The virus attempts to check that the extension is ‘.exe’, but forgets to check for the ‘.’, so a file named ‘exe’ is also accepted. The virus attempts to open the file, allocate memory to hold the entire file plus another 4KB, read the whole file, and then close it. The only operation whose result is checked is the file open. The virus assumes that the other operations will succeed, or that the exception handler in the interpreter will intercept any problem (but, as we have seen above, this is not the case). There is another bug in this code, which is that neither the interpreter nor the virus frees any of the memory that they allocate. If enough large files exist in the directory, then eventually the process will be terminated by Windows due to memory exhaustion. The virus skips the file if it is infected already.

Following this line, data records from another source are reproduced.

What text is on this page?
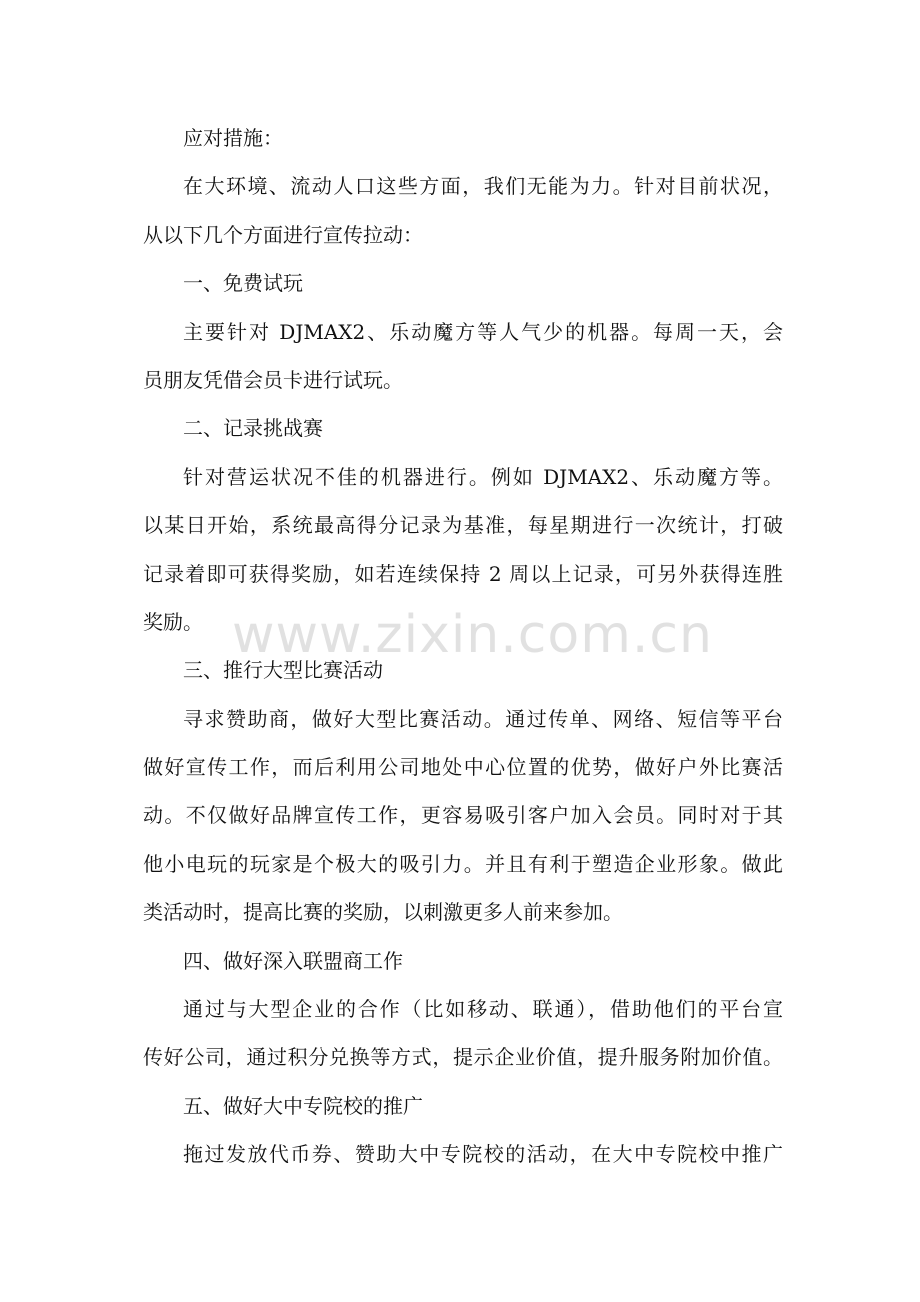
应对措施：
在大环境、流动人口这些方面，我们无能为力。针对目前状况，
从以下几个方面进行宣传拉动：
一、免费试玩
主要针对 DJMAX2、乐动魔方等人气少的机器。每周一天，会
员朋友凭借会员卡进行试玩。
二、记录挑战赛
针对营运状况不佳的机器进行。例如 DJMAX2、乐动魔方等。
以某日开始，系统最高得分记录为基准，每星期进行一次统计，打破
记录着即可获得奖励，如若连续保持 2 周以上记录，可另外获得连胜
奖励。
三、推行大型比赛活动
寻求赞助商，做好大型比赛活动。通过传单、网络、短信等平台
做好宣传工作，而后利用公司地处中心位置的优势，做好户外比赛活
动。不仅做好品牌宣传工作，更容易吸引客户加入会员。同时对于其
他小电玩的玩家是个极大的吸引力。并且有利于塑造企业形象。做此
类活动时，提高比赛的奖励，以刺激更多人前来参加。
四、做好深入联盟商工作
通过与大型企业的合作（比如移动、联通），借助他们的平台宣
传好公司，通过积分兑换等方式，提示企业价值，提升服务附加价值。
五、做好大中专院校的推广
拖过发放代币券、赞助大中专院校的活动，在大中专院校中推广
www.zixin.com.cn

The infection marker is the value ‘EEEE’ stored in the OEM ID space in the MZ header.
The infection routine contains numerous bugs, the most obvious of which is that the virus does not check the Machine field when infecting files, so 64-bit files will be corrupted. The virus does not check other important fields either, so DLLs and drivers will be infected, too. The virus marks the last section as writable but not executable, so it will fail to run on DEP systems if the last section was not already marked as executable. The virus saves the absolute address of the host entry point in the virus body, so the virus will fail to run the host if the host supports ASLR.
The virus fetches the Load Configuration Table data directory information, and assumes that if it is present, then it is located in the first section. This can result in a pointer to an unexpected location in the file. The virus attempts to zero out the actual table, instead of the data directory entry. The virus appends itself to the last section and changes the host entry point to point to the interpreter code. It then attempts to open the file, write itself, and close the file again. The virus does not check that the file attributes allow the file to be written to, and it does not do anything with the file’s date and time stamps or the checksum. Files with appended data will have their appended data overwritten by the virus code. Once the virus has finished enumerating the files, it returns control to the host.